• Nvidia Turns to ARM for Server Chips and to Kill Intel

    Nvidia, the graphics chipmaker, today announced Project Denver, a plan to use the same chip architecture found in cell phones in high performance computing servers. The move broadens Nvidia’s relationship with ARM, expands its market and puts Nvidia in even more competition with Intel, as well as with startups such as SeaMicro and Calxeda (formerly known as Smooth-Stone). It’s also an indication that energy efficiency is becoming more important in the data center and is another blow for those pushing an x86-centric view of the world.


    At the Consumer Electronics Show in Las Vegas Nvidia said it would build an ARM-based processor for servers that it would integrate with a GPU, but didn’t offer details about how or when that chip would make it to market. The graphics chip maker has been eying the server market for a while, and has sort of snuck in with GPUs engaged in high-performance computing jobs such as rendering and data crunching.


    Update: This chip is aimed primarily at the supercomputing market, but the world of high performance computing has a large influence on web and cloud infrastructure. It would also be the first time ARM chips would be used in the supercomputer world. I wrote about Nvidia’s push for the data center back in 2008 when the company announced its CUDA software tools, which made it possible to run corporate computer programs written for Intel’s x86 architecture on the different GPU architecture. I said:


    Remember when CPU processor speeds were the driving force behind new computers? Going from a 500 MHz to 1 GHz then 2 GHz machine meant noticeable improvements. Then chip vendors started adding more cores. But for the style of computing consumers use today, it’s not about the CPU anymore.
    It’s all about graphics processors.
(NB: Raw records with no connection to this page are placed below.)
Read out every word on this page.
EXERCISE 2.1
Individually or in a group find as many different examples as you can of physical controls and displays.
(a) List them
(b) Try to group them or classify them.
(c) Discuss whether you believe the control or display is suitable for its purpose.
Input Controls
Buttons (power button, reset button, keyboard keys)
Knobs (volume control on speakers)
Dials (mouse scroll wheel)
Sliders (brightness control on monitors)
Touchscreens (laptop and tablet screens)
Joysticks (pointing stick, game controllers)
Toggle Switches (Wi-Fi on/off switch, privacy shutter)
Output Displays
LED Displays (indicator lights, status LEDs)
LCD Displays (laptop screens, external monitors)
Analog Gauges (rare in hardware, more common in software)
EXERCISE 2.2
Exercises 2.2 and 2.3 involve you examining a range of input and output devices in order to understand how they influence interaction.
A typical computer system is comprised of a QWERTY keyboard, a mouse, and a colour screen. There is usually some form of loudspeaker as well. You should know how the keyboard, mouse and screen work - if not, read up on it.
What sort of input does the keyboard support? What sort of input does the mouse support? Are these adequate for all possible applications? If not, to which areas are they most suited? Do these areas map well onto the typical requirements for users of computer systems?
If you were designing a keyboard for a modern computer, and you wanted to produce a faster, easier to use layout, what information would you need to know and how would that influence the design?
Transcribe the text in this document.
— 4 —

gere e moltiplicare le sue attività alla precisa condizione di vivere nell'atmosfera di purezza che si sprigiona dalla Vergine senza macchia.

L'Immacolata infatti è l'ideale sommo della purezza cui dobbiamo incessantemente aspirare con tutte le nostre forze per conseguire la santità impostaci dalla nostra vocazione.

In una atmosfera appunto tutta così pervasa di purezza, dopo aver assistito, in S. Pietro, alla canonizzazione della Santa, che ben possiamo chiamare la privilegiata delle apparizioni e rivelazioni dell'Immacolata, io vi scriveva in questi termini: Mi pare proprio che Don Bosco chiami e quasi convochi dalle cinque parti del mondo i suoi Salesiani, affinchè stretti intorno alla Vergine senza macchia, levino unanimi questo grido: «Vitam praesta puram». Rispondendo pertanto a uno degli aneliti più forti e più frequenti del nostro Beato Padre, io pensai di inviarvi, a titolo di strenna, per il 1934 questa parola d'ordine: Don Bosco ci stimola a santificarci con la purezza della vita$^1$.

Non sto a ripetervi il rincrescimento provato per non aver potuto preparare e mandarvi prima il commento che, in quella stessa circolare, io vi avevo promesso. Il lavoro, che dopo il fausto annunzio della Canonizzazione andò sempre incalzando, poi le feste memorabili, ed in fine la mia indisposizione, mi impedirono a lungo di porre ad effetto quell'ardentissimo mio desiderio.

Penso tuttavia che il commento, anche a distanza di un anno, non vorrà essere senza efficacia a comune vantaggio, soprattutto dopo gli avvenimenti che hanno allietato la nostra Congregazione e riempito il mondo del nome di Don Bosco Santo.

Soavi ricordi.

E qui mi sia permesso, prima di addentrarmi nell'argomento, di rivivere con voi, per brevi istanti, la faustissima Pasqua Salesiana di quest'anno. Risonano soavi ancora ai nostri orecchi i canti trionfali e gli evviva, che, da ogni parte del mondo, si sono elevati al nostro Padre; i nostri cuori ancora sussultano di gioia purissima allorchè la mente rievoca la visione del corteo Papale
Thanks to today’s visually intensive style of computing, a good GPU can improve the user experience much better than a fast CPU. In the data center certain tasks are moving from commodity CPU boxes to GPUs, meaning that over the next year or two, more of them will be sold for corporate computing use.
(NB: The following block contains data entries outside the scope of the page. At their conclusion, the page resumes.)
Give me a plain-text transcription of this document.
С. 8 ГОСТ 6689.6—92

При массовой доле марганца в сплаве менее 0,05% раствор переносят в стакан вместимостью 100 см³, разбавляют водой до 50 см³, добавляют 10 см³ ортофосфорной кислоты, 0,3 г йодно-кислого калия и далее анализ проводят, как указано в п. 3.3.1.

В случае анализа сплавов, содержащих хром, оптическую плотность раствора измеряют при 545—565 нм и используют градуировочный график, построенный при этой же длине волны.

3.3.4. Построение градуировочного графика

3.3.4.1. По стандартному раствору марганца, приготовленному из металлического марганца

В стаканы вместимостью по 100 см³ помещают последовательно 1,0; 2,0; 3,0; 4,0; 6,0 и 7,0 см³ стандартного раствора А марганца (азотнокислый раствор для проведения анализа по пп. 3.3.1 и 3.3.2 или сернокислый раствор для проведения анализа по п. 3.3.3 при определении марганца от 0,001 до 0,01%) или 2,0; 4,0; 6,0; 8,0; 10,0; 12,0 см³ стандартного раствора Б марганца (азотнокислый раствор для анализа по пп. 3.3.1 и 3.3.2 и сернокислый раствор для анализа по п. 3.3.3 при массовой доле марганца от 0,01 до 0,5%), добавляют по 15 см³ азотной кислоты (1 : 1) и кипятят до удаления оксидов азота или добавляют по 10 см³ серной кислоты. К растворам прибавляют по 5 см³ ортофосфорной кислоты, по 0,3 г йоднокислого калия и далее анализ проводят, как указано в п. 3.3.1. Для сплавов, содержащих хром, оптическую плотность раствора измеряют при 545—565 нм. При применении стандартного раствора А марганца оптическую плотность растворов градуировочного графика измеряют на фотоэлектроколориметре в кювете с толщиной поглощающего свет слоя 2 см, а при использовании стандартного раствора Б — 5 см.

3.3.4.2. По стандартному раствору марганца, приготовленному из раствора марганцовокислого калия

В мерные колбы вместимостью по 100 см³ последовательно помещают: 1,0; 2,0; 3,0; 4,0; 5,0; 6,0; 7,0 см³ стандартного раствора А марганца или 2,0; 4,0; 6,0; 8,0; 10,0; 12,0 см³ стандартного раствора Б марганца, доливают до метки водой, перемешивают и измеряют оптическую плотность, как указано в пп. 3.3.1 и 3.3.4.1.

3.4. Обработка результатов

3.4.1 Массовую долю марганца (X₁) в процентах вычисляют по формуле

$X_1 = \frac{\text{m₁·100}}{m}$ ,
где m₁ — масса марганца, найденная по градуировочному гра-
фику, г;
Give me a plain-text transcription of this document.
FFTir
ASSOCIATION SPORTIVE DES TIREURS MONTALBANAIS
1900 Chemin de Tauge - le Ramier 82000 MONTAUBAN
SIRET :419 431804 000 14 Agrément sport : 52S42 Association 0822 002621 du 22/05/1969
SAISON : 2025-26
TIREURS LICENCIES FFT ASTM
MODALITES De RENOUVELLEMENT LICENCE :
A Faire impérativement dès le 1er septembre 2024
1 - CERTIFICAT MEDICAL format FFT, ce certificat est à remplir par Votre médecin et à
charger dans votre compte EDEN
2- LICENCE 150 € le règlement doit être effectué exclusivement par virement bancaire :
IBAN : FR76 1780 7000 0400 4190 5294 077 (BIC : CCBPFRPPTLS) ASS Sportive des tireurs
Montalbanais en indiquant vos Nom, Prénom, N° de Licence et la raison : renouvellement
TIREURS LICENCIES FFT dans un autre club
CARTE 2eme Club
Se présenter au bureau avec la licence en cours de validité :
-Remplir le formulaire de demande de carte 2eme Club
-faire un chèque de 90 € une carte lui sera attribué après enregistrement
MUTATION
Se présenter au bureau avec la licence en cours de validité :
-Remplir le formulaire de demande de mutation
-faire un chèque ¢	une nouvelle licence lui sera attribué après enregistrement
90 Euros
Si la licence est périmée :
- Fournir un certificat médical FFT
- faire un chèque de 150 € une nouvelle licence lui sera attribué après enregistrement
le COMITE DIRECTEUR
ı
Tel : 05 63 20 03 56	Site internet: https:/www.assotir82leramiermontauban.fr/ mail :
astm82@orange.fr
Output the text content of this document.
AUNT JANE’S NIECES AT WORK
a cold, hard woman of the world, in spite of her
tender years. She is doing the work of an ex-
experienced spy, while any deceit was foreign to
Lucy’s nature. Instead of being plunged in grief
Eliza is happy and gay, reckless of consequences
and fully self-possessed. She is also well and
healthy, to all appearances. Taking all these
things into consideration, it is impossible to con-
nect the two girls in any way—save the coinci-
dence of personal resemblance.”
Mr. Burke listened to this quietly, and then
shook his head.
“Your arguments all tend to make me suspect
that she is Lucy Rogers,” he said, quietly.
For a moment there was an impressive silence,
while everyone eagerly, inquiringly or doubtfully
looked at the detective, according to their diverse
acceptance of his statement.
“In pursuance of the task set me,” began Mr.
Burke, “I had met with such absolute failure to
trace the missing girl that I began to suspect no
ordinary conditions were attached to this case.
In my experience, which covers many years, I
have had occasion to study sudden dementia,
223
    However, since 2008, high electric bills and webscale data centers have increased demand for lower energy output, as opposed to more powerful processors, which led to companies from Facebook to Microsoft evaluating different low-energy processors such as Intel’s Atom chips or even ARM-based servers. Startups such as SeaMicro and Calxeda are also targeting the market, with Atom- and ARM-based servers, respectively.
    But those startups are bringing a different architecture to the data center, with each offering a cluster of low-power processors and their own custom chip to manage the communications between the multiple CPUs. It’s unclear if Nvidia has a partner to build the server, or if it has plans to adjust the server architecture to run its Project Denver chip, but the news here is more confirmation that the silicon business is getting far more interesting as the world demands more compute at lower power levels.
    Intel’s x86 crown is looking played out and upstarts are moving in. Using a widely licensed architecture from ARM opens the gate for more players to build chips, which could lead to different hardware architectures for different types of compute jobs. That has repercussions from the silicon all the way up to the way software is optimized to run on that silicon. Today we are living in a commodity compute world, but for how much longer?